Algo que pese a los años debe permanecer inamovible es la esencia de la obra. Andrew Lloyd Weber y Tim Rice crearon un discurso de espíritu contestatario para cuestionar la divinidad. A causa de ello las controversias iniciales, el vandalizar teatros para impedir una representación. “Jesus Christ, Jesus Christ, who are you? What have you sacrificed? Jesus Christ Superstar, do you think you’re what they say you are?”, canta Judas, el protagonista real, en los últimos momentos de Jesus Christ Superstar. ¿Quién eres, qué has sacrificado, crees que eres lo que dicen que eres?, frases imposibles de trasladar a un “¿De qué ha servido tu sacrificio?”, tal cual sucede con la pésima traducción mexicana.
Al ser el trabajo de ambos compositores una ópera, lo ideal sería una interpretación en su propio idioma, subtítulos incluidos, a la manera de los teatros líricos. Esto no implica menospreciar el trabajo de un traductor o a un idioma en sí mismo, pero al contar cada uno de ellos con una musicalidad en específico no es posible adecuar a una melodía determinada, al menos al cien por ciento, palabras pertenecientes al habla de otro país. Por otro lado, una traducción debe ser fiel, de lo contrario estaría traicionándose, pues su finalidad es llevar hasta un espectador o lector extranjero el pensamiento, las narraciones de determinado autor, y no las propias.
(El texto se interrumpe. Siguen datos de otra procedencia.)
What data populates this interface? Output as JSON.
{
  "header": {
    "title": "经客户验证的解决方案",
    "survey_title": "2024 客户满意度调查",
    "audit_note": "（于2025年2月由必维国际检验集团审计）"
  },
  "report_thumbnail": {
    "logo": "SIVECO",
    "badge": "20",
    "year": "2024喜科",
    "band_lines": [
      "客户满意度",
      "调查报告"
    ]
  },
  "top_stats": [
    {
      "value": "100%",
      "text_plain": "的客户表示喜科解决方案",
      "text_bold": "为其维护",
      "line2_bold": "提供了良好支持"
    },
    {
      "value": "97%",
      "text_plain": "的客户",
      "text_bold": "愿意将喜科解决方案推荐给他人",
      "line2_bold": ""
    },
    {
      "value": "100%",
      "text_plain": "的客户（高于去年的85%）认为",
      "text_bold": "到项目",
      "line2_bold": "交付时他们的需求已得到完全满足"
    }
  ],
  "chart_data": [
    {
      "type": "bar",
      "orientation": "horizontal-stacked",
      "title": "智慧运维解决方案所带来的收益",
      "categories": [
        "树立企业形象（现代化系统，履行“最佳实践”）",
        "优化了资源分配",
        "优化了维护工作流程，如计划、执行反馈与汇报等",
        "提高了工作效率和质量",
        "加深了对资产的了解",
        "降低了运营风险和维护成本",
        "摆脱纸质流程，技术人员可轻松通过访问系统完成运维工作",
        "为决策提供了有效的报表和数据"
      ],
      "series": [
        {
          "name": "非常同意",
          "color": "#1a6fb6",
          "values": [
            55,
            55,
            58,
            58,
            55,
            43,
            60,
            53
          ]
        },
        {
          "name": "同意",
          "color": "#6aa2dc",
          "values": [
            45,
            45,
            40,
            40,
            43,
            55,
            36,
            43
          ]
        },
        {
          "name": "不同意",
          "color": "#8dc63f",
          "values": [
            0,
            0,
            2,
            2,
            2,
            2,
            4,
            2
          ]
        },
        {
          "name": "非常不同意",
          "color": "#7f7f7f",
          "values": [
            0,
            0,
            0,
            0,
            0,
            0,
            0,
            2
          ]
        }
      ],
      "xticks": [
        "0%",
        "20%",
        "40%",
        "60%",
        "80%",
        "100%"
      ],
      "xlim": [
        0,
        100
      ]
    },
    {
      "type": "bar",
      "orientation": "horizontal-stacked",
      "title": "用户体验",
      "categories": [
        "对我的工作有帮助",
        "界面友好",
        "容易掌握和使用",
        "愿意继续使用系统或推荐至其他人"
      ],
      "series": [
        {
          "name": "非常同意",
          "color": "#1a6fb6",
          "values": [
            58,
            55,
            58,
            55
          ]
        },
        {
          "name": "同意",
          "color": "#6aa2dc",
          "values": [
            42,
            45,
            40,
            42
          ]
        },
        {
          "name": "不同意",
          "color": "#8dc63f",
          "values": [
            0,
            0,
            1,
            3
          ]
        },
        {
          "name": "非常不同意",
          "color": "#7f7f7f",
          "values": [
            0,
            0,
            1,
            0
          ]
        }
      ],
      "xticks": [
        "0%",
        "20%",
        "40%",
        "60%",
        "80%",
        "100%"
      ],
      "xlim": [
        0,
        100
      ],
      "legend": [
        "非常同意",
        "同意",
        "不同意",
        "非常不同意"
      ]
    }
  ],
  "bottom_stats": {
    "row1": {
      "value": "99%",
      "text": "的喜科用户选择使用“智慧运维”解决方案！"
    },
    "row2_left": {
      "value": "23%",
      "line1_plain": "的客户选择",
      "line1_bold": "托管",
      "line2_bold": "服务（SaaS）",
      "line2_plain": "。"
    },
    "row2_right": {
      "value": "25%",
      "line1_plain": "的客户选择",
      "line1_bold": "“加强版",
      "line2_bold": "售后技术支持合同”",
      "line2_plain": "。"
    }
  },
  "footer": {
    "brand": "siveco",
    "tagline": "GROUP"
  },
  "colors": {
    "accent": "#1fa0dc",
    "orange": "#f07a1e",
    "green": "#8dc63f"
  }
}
Así, obras como la que nos ocupa llegarían a oídos nuevos sin antes pasar por filtro alguno. Jesus Christ Superstar, siendo lo que es, una obra que cuestiona, inscrita en un estilo musical igualmente caracterizado por la rebeldía, por lo contestatario, será de esta forma recibido sin pasar por la censura de la Iglesia, aunque también es importante cuidar lo adecuado de un elenco: no se trata de estrellas pop en un concierto, nombres “grandes” que han de llenar las taquillas con boletos de precio alto, que hacen para la televisión una “batalla” de voces en un número que pertenece a un solo personaje, sino cantantes–actores que se convierten en Judas y cuestionan las decisiones de un líder; en Jesús para ceñirse a la voluntad de un otro invisible, aunque eso signifique la muerte; en Magdalena, que declara su amor, su temor, como hace cincuenta años lo hiciera Yvonne Elliman, por entonces no tan conocida. Esto es posible, no creo que en cincuenta años no haya nacido alguien con la capacidad de cantar como Carl Anderson, el Judas de la película, o como Ted Neeley, y ofrecernos en el “Nessun dorma” de Jesus Christ Superstar, “I only want to say”, el grito agudo de obediencia final, cima de un aria tan poderosa como la música que la envuelve.